11-03, 13:30–14:10 (America/New_York), Radio City (Room 6604)
This talk explores how we create smarter, more reliable economic policies by using a technique called “Robust Control”. Robust control is a technique from control systems engineering focused on driving desired outcomes even when there is a lot of uncertainty about the circumstances and behaviors of the system these policies endeavor to regulate. These methodology assumes we've developed an incomplete structural model of a systems: parts of the system have well defined and enforceable rules, whereas others are models of phenomena outside of our control, such as user behavior. This talk reviews the application of a Robust Control informed workflow to select the parameters of a pricing algorithm. Code and data will be shared from the design and pre-launch tuning work and we will also use data to demonstrate how the real life deployed system did and did not match our models. The goal of this talk to demonstrate how practices from control engineering can be applied in data science applications, especially those where algorithms make decisions with intent to influence human behavior at the user population level.

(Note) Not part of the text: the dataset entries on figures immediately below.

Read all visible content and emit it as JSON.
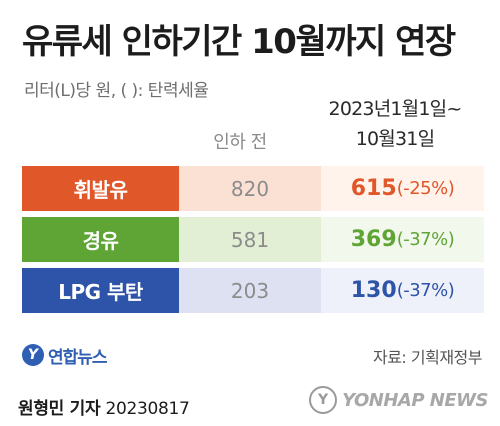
{
  "header": {
    "title": "유류세 인하기간 10월까지 연장",
    "subtitle": "리터(L)당 원, ( ): 탄력세율",
    "period_line1": "2023년1월1일~",
    "period_line2": "10월31일",
    "before_label": "인하 전"
  },
  "chart_data": {
    "type": "table",
    "columns": [
      "",
      "인하 전",
      "2023년1월1일~ 10월31일"
    ],
    "rows": [
      {
        "label": "휘발유",
        "before": "820",
        "after": "615",
        "rate": "(-25%)",
        "label_color": "#e0572a",
        "before_bg": "#fbe1d3",
        "after_bg": "#fff3ec",
        "after_color": "#e0572a"
      },
      {
        "label": "경유",
        "before": "581",
        "after": "369",
        "rate": "(-37%)",
        "label_color": "#5ea535",
        "before_bg": "#e2efd5",
        "after_bg": "#f3f8ec",
        "after_color": "#5ea535"
      },
      {
        "label": "LPG 부탄",
        "before": "203",
        "after": "130",
        "rate": "(-37%)",
        "label_color": "#2d54a8",
        "before_bg": "#dde1f2",
        "after_bg": "#eff1fa",
        "after_color": "#2d54a8"
      }
    ]
  },
  "footer": {
    "logo_text": "연합뉴스",
    "source": "자료: 기획재정부",
    "reporter_name": "원형민 기자",
    "date": "20230817",
    "watermark": "YONHAP NEWS"
  }
}
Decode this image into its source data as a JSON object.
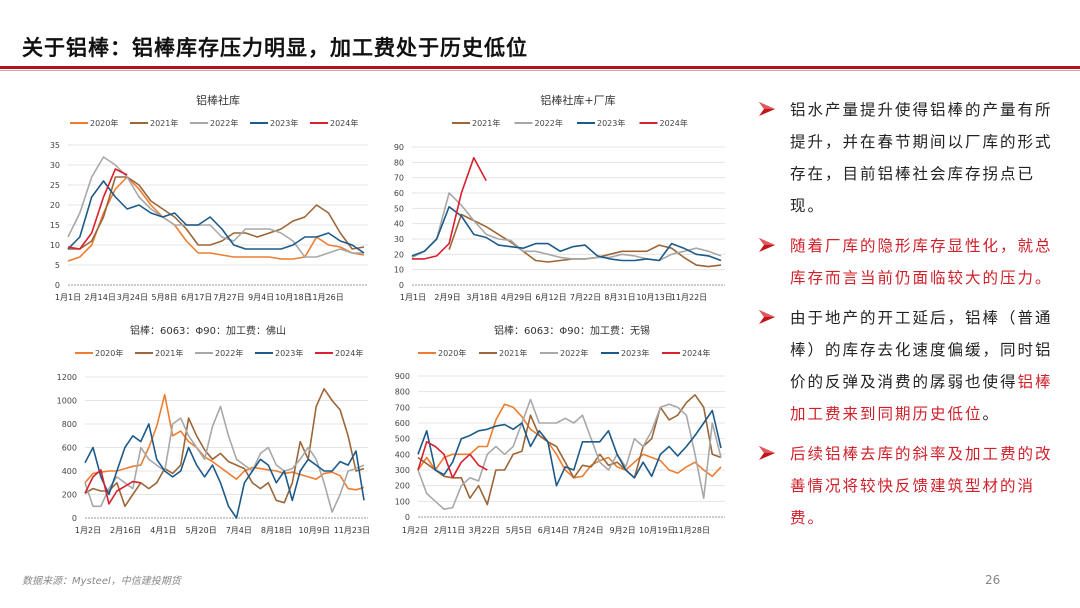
{
  "header": {
    "title": "关于铝棒：铝棒库存压力明显，加工费处于历史低位"
  },
  "colors": {
    "accent": "#b3121c",
    "2020年": "#ED7D31",
    "2021年": "#9C6638",
    "2022年": "#A8A8A8",
    "2023年": "#1D5A8A",
    "2024年": "#D9202F"
  },
  "bullets": [
    {
      "icon": "arrow-right-icon",
      "parts": [
        {
          "text": "铝水产量提升使得铝棒的产量有所提升，并在春节期间以厂库的形式存在，目前铝棒社会库存拐点已现。",
          "red": false
        }
      ]
    },
    {
      "icon": "arrow-right-icon",
      "parts": [
        {
          "text": "随着厂库的隐形库存显性化，就总库存而言当前仍面临较大的压力。",
          "red": true
        }
      ]
    },
    {
      "icon": "arrow-right-icon",
      "parts": [
        {
          "text": "由于地产的开工延后，铝棒（普通棒）的库存去化速度偏缓，同时铝价的反弹及消费的孱弱也使得",
          "red": false
        },
        {
          "text": "铝棒加工费来到同期历史低位",
          "red": true
        },
        {
          "text": "。",
          "red": false
        }
      ]
    },
    {
      "icon": "arrow-right-icon",
      "parts": [
        {
          "text": "后续铝棒去库的斜率及加工费的改善情况将较快反馈建筑型材的消费。",
          "red": true
        }
      ]
    }
  ],
  "footer": {
    "source": "数据来源：Mysteel，中信建投期货",
    "page_number": "26"
  },
  "chart_data": [
    {
      "type": "line",
      "title": "铝棒社库",
      "ylim": [
        0,
        35
      ],
      "yticks": [
        0,
        5,
        10,
        15,
        20,
        25,
        30,
        35
      ],
      "grid": true,
      "legend": "top",
      "x_ticks": [
        "1月1日",
        "2月14日",
        "3月24日",
        "5月8日",
        "6月17日",
        "7月27日",
        "9月4日",
        "10月18日",
        "11月26日"
      ],
      "series": [
        {
          "name": "2020年",
          "values": [
            6,
            7,
            10,
            18,
            24,
            27,
            24,
            20,
            17,
            15,
            11,
            8,
            8,
            7.5,
            7,
            7,
            7,
            7,
            6.5,
            6.5,
            7,
            12,
            10,
            9.5,
            8,
            7.5
          ]
        },
        {
          "name": "2021年",
          "values": [
            9,
            9,
            11,
            17,
            27,
            27,
            25,
            21,
            19,
            17,
            14,
            10,
            10,
            11,
            13,
            13,
            12,
            13,
            14,
            16,
            17,
            20,
            18,
            13,
            9,
            9.5
          ]
        },
        {
          "name": "2022年",
          "values": [
            12,
            18,
            27,
            32,
            30,
            27,
            22,
            19,
            17,
            15,
            15,
            15,
            15,
            12,
            11,
            14,
            14,
            14,
            13,
            11,
            7,
            7,
            8,
            9,
            8,
            8
          ]
        },
        {
          "name": "2023年",
          "values": [
            9,
            12,
            22,
            26,
            22,
            19,
            20,
            18,
            17,
            18,
            15,
            15,
            17,
            14,
            10,
            9,
            9,
            9,
            9,
            10,
            12,
            12,
            13,
            11,
            10,
            8
          ]
        },
        {
          "name": "2024年",
          "values": [
            9.5,
            9,
            13,
            22,
            29,
            27.5
          ]
        }
      ]
    },
    {
      "type": "line",
      "title": "铝棒社库+厂库",
      "ylim": [
        0,
        90
      ],
      "yticks": [
        0,
        10,
        20,
        30,
        40,
        50,
        60,
        70,
        80,
        90
      ],
      "grid": true,
      "legend": "top",
      "x_ticks": [
        "1月1日",
        "2月9日",
        "3月18日",
        "4月29日",
        "6月12日",
        "7月22日",
        "8月31日",
        "10月13日",
        "11月22日"
      ],
      "series": [
        {
          "name": "2021年",
          "values": [
            null,
            null,
            null,
            23,
            46,
            42,
            38,
            33,
            28,
            22,
            16,
            15,
            16,
            17,
            17,
            18,
            20,
            22,
            22,
            22,
            26,
            24,
            18,
            13,
            12,
            13
          ]
        },
        {
          "name": "2022年",
          "values": [
            18,
            22,
            30,
            60,
            52,
            42,
            33,
            30,
            29,
            22,
            22,
            20,
            18,
            17,
            17,
            18,
            18,
            20,
            19,
            17,
            16,
            20,
            22,
            24,
            22,
            19
          ]
        },
        {
          "name": "2023年",
          "values": [
            19,
            22,
            30,
            51,
            45,
            33,
            31,
            26,
            25,
            24,
            27,
            27,
            22,
            25,
            26,
            19,
            17,
            16,
            16,
            17,
            16,
            27,
            24,
            20,
            19,
            16
          ]
        },
        {
          "name": "2024年",
          "values": [
            17,
            17,
            19,
            27,
            60,
            83,
            68
          ]
        }
      ]
    },
    {
      "type": "line",
      "title": "铝棒：6063：Φ90：加工费：佛山",
      "ylim": [
        0,
        1200
      ],
      "yticks": [
        0,
        200,
        400,
        600,
        800,
        1000,
        1200
      ],
      "grid": true,
      "legend": "top",
      "x_ticks": [
        "1月2日",
        "2月16日",
        "4月1日",
        "5月20日",
        "7月4日",
        "8月18日",
        "10月9日",
        "11月23日"
      ],
      "series": [
        {
          "name": "2020年",
          "values": [
            300,
            380,
            390,
            400,
            400,
            420,
            440,
            450,
            600,
            780,
            1050,
            700,
            740,
            650,
            600,
            520,
            480,
            430,
            380,
            330,
            400,
            430,
            420,
            410,
            400,
            380,
            390,
            370,
            350,
            330,
            380,
            390,
            360,
            250,
            240,
            260
          ]
        },
        {
          "name": "2021年",
          "values": [
            210,
            250,
            230,
            230,
            300,
            100,
            200,
            300,
            250,
            300,
            420,
            380,
            450,
            850,
            700,
            580,
            500,
            550,
            480,
            450,
            420,
            300,
            250,
            300,
            150,
            130,
            300,
            650,
            500,
            950,
            1100,
            1000,
            920,
            700,
            400,
            420
          ]
        },
        {
          "name": "2022年",
          "values": [
            300,
            100,
            100,
            250,
            350,
            300,
            250,
            600,
            500,
            450,
            400,
            800,
            850,
            700,
            600,
            500,
            780,
            950,
            700,
            500,
            450,
            400,
            550,
            600,
            450,
            400,
            420,
            500,
            600,
            500,
            300,
            50,
            200,
            400,
            420,
            450
          ]
        },
        {
          "name": "2023年",
          "values": [
            470,
            600,
            350,
            200,
            400,
            600,
            700,
            650,
            800,
            500,
            400,
            350,
            400,
            600,
            450,
            350,
            450,
            300,
            100,
            0,
            300,
            400,
            500,
            450,
            300,
            400,
            150,
            400,
            500,
            450,
            400,
            400,
            480,
            450,
            570,
            150
          ]
        },
        {
          "name": "2024年",
          "values": [
            210,
            350,
            410,
            120,
            230,
            270,
            310,
            300
          ]
        }
      ]
    },
    {
      "type": "line",
      "title": "铝棒：6063：Φ90：加工费：无锡",
      "ylim": [
        0,
        900
      ],
      "yticks": [
        0,
        100,
        200,
        300,
        400,
        500,
        600,
        700,
        800,
        900
      ],
      "grid": true,
      "legend": "top",
      "x_ticks": [
        "1月2日",
        "2月11日",
        "3月22日",
        "5月5日",
        "6月14日",
        "7月24日",
        "9月2日",
        "10月19日",
        "11月28日"
      ],
      "series": [
        {
          "name": "2020年",
          "values": [
            300,
            380,
            300,
            380,
            400,
            400,
            400,
            450,
            450,
            620,
            720,
            700,
            640,
            560,
            520,
            480,
            400,
            300,
            250,
            260,
            330,
            360,
            380,
            320,
            300,
            350,
            400,
            380,
            360,
            300,
            280,
            320,
            350,
            300,
            260,
            320
          ]
        },
        {
          "name": "2021年",
          "values": [
            380,
            340,
            300,
            260,
            250,
            250,
            120,
            200,
            80,
            300,
            300,
            400,
            420,
            650,
            520,
            480,
            450,
            350,
            250,
            330,
            320,
            400,
            330,
            350,
            300,
            250,
            450,
            500,
            700,
            620,
            650,
            730,
            780,
            700,
            400,
            380
          ]
        },
        {
          "name": "2022年",
          "values": [
            300,
            150,
            100,
            50,
            60,
            200,
            250,
            230,
            400,
            450,
            400,
            450,
            600,
            750,
            600,
            600,
            600,
            630,
            600,
            650,
            500,
            350,
            300,
            400,
            320,
            500,
            450,
            550,
            700,
            720,
            700,
            650,
            400,
            120,
            600,
            380
          ]
        },
        {
          "name": "2023年",
          "values": [
            400,
            550,
            300,
            270,
            350,
            500,
            520,
            550,
            560,
            580,
            590,
            560,
            600,
            450,
            550,
            480,
            200,
            320,
            300,
            480,
            480,
            480,
            550,
            400,
            300,
            250,
            350,
            260,
            400,
            450,
            390,
            450,
            520,
            600,
            680,
            440
          ]
        },
        {
          "name": "2024年",
          "values": [
            300,
            480,
            450,
            400,
            250,
            350,
            400,
            330,
            300
          ]
        }
      ]
    }
  ]
}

The talk will start with a brief over view of concepts from control theory so that attendees who are not familiar with the field can follow along. After introducing the basic definitions, i will provide some context for when and why the methods classified as "robust control" are used, as opposed to other methods in control engineering (eg "adaptive control"). From there I will switch into example mode sharing sample code and data from a model-based systems engineering project that was completed in the past (using scientific python simulations to generate and evaluate scenarios). That project concluded in parameter recommendations which were incorporated into a production lending system, since that system was deployed its parameters have been tuned in order to keep the systems behavior within an acceptable range. I will conclude by talking about how the outcomes did and did not match the expectations of the designers, as well as the role the models we build played in the design and tuning of the parameters of this lending system.
No previous knowledge expected
Dr. Zargham is the founder and Chief Engineer at BlockScience, as well as a Research Director of a (nonprofit), The Metagovernance Project. Additionally, he serves on the Advisory Council at NumFocus. He holds a PhD in Electrical and Systems Engineering from the University of Pennsylvania with a focus on Optimal Dynamic Resource Allocation Policies.